Guardando un qualsiasi film di Kurosawa e di altri registi giapponesi, è impossibile non notare l'importanza che riveste la natura, attraverso paesaggi splendidi e scenari maestosi, ma soprattutto il ruolo cruciale che hanno le condizioni climatiche. Elementi come il vento e la pioggia partecipano all'azione assieme agli attori, a volte aiutando ad accentuare le emozioni dei personaggi o l'epicità di una scena. Il combattimento finale di Yojimbo (La Sfida del Samurai) non sarebbe lo stesso se non fosse avvolto da quelle forti folate di vento, mentre la battaglia conclusiva nei Sette Samurai non avrebbe un briciolo della potenza che ha senza la pioggia scrociante. Altre volte le condizioni atmosferiche rappresentano per Kurosawa delle metafore, come l'irrequietudine prima di una battaglia, la fine di un conflitto o un cattivo presagio portato dal vento del cambiamento.

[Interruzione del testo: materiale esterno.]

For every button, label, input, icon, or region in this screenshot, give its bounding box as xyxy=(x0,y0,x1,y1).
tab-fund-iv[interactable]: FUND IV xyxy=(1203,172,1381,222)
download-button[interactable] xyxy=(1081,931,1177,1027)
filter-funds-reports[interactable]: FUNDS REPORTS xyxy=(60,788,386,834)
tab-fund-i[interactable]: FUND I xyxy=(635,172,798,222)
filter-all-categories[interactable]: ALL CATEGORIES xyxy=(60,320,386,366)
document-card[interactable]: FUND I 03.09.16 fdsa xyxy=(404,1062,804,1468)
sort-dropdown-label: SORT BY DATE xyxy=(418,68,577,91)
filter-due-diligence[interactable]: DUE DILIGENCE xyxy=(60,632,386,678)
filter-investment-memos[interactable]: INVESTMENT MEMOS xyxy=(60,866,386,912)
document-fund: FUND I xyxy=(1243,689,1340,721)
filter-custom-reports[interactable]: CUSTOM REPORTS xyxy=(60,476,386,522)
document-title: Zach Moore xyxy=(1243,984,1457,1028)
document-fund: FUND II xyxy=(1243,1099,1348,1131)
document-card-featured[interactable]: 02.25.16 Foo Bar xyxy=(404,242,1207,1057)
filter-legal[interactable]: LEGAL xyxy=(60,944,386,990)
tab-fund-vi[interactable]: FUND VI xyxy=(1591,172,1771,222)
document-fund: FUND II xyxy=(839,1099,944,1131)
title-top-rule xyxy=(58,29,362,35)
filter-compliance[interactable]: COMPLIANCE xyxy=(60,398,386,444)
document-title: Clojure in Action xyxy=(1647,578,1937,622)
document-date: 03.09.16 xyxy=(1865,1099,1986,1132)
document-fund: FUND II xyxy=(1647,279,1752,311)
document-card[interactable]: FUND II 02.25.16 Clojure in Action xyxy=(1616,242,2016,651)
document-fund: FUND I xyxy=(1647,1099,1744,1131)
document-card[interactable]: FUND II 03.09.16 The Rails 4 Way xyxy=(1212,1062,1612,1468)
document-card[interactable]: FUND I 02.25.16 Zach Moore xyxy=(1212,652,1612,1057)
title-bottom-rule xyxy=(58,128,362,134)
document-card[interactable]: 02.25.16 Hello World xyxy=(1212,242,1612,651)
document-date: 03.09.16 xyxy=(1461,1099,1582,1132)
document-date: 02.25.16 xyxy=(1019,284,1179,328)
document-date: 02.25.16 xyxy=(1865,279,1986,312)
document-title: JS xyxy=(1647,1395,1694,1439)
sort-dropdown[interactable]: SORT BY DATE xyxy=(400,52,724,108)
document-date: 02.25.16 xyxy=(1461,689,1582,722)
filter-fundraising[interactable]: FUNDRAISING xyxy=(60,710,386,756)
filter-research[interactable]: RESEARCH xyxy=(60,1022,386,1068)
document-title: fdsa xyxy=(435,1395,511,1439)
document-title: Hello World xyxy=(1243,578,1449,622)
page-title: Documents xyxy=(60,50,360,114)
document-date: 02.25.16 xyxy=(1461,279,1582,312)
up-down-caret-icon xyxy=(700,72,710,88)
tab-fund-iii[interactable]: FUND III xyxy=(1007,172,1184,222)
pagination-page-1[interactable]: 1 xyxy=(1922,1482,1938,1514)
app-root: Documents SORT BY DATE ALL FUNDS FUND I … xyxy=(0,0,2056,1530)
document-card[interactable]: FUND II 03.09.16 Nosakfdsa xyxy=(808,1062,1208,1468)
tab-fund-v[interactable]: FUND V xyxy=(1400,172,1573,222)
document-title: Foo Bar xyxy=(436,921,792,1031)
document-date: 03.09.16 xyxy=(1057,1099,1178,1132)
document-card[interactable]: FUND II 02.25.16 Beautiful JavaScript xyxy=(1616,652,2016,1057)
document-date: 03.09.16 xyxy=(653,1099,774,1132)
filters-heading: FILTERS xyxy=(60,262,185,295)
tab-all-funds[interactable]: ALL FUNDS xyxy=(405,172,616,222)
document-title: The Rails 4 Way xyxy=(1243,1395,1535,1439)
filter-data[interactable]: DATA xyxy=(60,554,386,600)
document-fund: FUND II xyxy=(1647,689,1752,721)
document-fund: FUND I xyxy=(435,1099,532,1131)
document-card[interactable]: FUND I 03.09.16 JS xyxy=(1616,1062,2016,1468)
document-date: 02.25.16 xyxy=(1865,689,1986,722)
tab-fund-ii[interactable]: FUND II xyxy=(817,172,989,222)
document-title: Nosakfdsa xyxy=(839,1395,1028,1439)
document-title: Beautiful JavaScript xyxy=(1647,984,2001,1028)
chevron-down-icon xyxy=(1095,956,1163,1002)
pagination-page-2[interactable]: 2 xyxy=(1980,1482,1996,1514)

Durante una nostra intervista, il creative director di Ghost of Tsushima, Jason Connell, ci ha rivelato che proprio il vento e la pioggia sono tra le ispirazioni più importanti per il team di sviluppo. Esattamente come nei film di Kurosawa, aiutano a rendere i momenti più epici, a creare un'atmosfera unica, certo, ma anche ad avere scene sempre dinamiche, in cui sullo sfondo c'è sempre qualcosa che si muove, qualcosa che rende l'immagine interessante agli occhi di chi guarda. Non solo. Gli sviluppatori hanno anche trovato un modo intelligente per integrare la natura nelle meccaniche di gioco di Ghost of Tsushima. Una volta selezionata una destinazione da raggiungere, il vento indicherà la direzione da seguire: una sorta di bussola che è coerente con l'ambientazione del gioco e che permette di orientarsi senza bisogno di una mini mappa o di indicatori sullo schermo. Per realizzare un'esperienza più autentica possibile, Sucker Punch sta collaborando con il Japan Studio di Sony, che dalla sua sede a Tokyo ha offerto consulenza al team ma si è occupata anche di registrare alcuni audio, come il rumore delle foglie o il verso di alcuni uccelli giapponesi. Sarà interessante scoprire quanto effettivamente queste commistioni di occidente e oriente, assieme alle ispirazioni dal cinema giapponese, riescano a impreziosire un'opera moderna che speriamo con tutto il cuore di non ricordare come l'equivalente nei videogiochi di 47 Ronin.